Wahrscheinlich gehört Arshad zu den vier Toten, die laut US- Angaben bei der Kommandoaktion ums Leben kamen. Einer von ihnen war der Kurier, der die USA auf die Spur von Osama brachte. Bei dem Mann handelte es sich offenbar um Sheikh Abu Ahmed, einen in Kuwait geborenen Pakistaner, der den Decknamen Abu Ahmed al-Kuwaiti trug und mit Khalid Sheikh Mohammed an der Vorbereitung der Attentate vom 11. September in New York beteiligt war.
„Es ist alles so neu für uns hier“, sagt Faisal, der an der Mansehra Road, der Hauptstraße von Abbottabad, einen Kramladen betreibt, „es fällt mir schwer zu glauben, dass solche Leute hier lebten.“ Er war so überzeugt, dass in der Stadt nördlich von Islamabad jeder Fremde auffallen würde. „Wegen Pakistans Problemen kommen doch seit Jahren keine Ausländer mehr“, sagt er, „hier haben wir schon lange keine ausländischen Touristen mehr gesehen.“
Kein unbekannter Ort auf der Landkarte des Terrors
Dennoch war Abbottabad offenbar ein nicht völlig unbekannter Ort auf der Landkarte des Terrors. Laut den Guantanamo- Papieren, die von Wikileaks veröffentlicht wurden, zog der Libyer Abu al-Libi schon Mitte 2003 in die Garnisonstadt. Er war als El-Kaida-Kurier zwischen der Stadt und anderen pakistanischen Orten eingesetzt, vor allem Peshawar. Al-Libi wurde am 2. Mai des Jahres 2005 in der nahegelegenen Stadt Mardan verhaftet.
Im Januar 2011 erwischten Fahnder dann Umar Patek, einen der wichtigsten Planer des Attentats im Jahr 2002 auf der indonesischen Ferieninsel Bali, in Abbottabad.
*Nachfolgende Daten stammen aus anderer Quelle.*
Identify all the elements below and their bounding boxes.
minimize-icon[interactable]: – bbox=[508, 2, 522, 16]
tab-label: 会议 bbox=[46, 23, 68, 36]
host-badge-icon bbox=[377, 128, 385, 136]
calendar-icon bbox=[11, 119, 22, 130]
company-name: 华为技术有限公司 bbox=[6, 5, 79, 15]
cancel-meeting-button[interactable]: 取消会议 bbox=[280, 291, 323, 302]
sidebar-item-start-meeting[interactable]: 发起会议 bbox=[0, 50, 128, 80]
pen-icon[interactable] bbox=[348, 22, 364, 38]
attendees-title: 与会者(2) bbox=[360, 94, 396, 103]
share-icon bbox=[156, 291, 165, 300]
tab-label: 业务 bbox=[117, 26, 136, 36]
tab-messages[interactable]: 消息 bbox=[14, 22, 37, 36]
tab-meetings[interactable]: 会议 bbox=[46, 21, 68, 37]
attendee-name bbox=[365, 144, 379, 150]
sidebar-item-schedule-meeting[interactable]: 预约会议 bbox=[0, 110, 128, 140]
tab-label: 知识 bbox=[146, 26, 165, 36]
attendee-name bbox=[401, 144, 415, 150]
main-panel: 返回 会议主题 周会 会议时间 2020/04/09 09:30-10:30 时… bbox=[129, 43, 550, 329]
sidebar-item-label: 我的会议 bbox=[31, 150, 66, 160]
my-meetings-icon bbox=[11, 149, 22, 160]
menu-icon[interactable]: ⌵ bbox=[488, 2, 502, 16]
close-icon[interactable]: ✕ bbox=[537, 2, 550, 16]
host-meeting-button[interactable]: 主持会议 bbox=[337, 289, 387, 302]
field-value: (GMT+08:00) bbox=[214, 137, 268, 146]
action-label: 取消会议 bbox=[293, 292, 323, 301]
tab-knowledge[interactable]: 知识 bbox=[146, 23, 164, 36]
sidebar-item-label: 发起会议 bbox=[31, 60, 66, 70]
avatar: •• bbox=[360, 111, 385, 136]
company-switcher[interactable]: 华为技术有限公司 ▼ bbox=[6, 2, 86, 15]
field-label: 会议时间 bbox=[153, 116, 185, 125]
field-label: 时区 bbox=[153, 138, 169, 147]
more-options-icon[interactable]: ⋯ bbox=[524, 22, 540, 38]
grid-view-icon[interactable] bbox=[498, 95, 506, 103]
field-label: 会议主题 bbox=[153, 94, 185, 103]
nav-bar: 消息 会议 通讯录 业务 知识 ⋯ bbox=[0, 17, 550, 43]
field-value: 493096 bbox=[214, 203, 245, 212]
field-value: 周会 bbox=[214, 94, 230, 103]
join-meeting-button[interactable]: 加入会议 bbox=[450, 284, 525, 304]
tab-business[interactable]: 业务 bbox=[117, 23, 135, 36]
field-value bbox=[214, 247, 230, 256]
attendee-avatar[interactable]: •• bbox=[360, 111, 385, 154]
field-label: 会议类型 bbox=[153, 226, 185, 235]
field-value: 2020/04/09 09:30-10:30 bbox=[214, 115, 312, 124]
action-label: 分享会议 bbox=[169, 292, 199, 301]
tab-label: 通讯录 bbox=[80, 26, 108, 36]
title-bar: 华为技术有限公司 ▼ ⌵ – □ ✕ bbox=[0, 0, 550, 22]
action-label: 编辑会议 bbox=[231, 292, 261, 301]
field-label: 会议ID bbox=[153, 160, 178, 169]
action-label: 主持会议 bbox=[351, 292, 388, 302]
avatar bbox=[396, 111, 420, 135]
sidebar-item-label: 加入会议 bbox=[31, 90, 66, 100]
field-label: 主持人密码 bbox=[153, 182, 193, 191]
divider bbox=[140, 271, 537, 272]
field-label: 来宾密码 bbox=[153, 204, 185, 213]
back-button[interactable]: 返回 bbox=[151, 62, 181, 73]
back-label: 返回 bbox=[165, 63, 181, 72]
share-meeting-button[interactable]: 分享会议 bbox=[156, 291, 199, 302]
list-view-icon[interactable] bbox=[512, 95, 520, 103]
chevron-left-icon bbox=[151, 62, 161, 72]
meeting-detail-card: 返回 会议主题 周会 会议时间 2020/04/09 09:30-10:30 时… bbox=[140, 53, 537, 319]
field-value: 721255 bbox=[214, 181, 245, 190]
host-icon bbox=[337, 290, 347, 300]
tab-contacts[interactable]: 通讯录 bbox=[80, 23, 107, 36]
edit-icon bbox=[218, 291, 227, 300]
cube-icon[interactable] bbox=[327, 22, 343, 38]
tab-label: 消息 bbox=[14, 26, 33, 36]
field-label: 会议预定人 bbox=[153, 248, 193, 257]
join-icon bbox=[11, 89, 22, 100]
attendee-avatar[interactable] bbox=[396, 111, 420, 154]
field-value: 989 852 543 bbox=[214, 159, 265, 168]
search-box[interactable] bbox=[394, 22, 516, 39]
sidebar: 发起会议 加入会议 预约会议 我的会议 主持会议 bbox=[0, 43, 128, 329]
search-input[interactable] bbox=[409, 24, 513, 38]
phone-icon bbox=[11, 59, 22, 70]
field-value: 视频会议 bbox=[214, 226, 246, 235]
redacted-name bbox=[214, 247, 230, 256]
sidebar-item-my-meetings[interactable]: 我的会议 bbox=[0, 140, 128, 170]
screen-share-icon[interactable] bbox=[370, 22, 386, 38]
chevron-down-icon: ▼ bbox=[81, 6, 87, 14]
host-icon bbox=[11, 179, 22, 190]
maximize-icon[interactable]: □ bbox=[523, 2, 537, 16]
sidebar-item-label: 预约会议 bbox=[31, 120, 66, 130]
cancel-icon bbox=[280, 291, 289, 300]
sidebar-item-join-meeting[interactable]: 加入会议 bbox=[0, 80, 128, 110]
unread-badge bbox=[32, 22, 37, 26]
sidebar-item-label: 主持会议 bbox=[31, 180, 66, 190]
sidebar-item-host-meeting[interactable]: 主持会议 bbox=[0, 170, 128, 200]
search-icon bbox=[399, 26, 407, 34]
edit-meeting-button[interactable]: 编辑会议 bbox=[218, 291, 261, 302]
Am Donnerstagmorgen verhafteten Pakistans Behörden in Abbottabad zudem einen Sudanesen, einen Ägypter und einen Jemeniten unter dem Verdacht, El-Kaida-Mitglieder zu sein.
Doch während die pakistanischen Behörden nach der Riesenblamage mit Osama bin Laden nun offenbar die Stadt nach weiteren Mitgliedern des Terrornetzwerks durchsuchen, sind viele Pakistaner noch immer nicht völlig überzeugt, dass Osama tatsächlich in dem etwas schäbigen Haus von Bilal Town erschossen wurde. „Warum zeigen sie die Leiche nicht“, fragt der Ladenbesitzer Faisal, „und wieso haben sie angeblich die Leiche ins Meer geworfen.“
Schaulustige hegen Zweifel an Osamas Identität
Ähnliche Zweifel hegen Tage nach der Kommandoaktion auch viele der Schaulustigen, die nun einen kleinen Ausflug zur letzten Fluchtburg von Osama bin Laden unternehmen. „Unsere Sicherheitskräfte sind so gut“, sagt ein etwa 40 Jahre alter Mann, der seinen Namen nicht nennen will, „es kann nicht sein, dass sie fünf, sechs Jahre nichts mitbekommen haben.“
Viele Pakistaner, die ähnlich denken, ziehen daraus freilich nicht die Schlussfolgerung, dass Unfähigkeit oder Komplizenschaft im Spiel gewesen sind. „Ich bin sicher, dass es sich um eine Schau handelt“, sagt etwa die 40-jährige Fatimah Quereshi in der Hauptstadt Islamabad. Sie wiederholt einen Tenor, der in den Fernseh-Talkshows der zahlreichen pakistanischen Privatsender heruntergebetet wird.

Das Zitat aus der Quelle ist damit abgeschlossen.